Dear editor:As an African-American journalist and someone who advises high school students and parents about college choices, I am deeply disturbed about reports of censorship at The Gramblinite newspaper.
From the reports I’ve read, it seems that the paper’s editor and adviser did the right thing when they made the decision to take down the photos (because of) the objections of members of the campus community; it’s something that media outlets do all the time.
However, to have the university president order the entire story pulled smacks of censorship. This is not the first time that the administration at Grambling has violated the rights of student journalists.
This would not happen at a non-HBCU with a major journalism program, such as Northwestern, USC, Missouri, Cal State Fullerton, San Francisco State or North Carolina, where administrators have a “hands off” policy toward the content of student publications.
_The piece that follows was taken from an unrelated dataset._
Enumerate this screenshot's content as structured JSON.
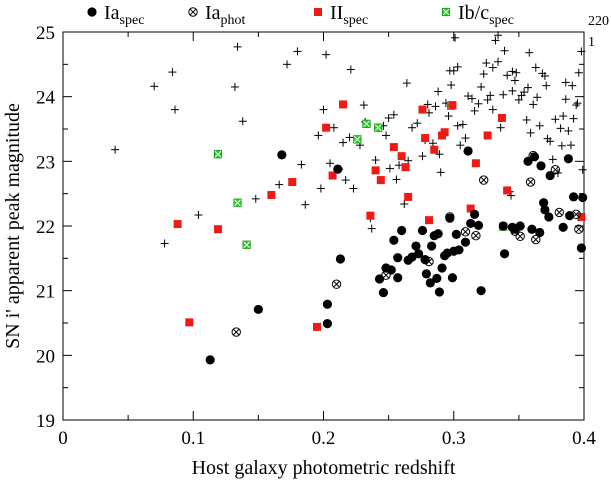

I have advised students and parents to avoid journalism programs at HBCUs with the exception of Howard University because of a pattern of censorship and interference by HBCU administrators toward student newspapers and journalism departments.
Some student newspapers have divorced themselves from the university and have become independent, for-profit newspapers rather than subject themselves to censorship and editorial control from the administration. In these days of the Internet, it’s very easy and very inexpensive to set up an independent online student newspaper.
I would hope student journalism at Grambling can stay on campus. But I think that there could come a time when students at Grambling, and other HBCUs, will set up independent, online versions of campus publications if administrators continue to censor the work of student journalists.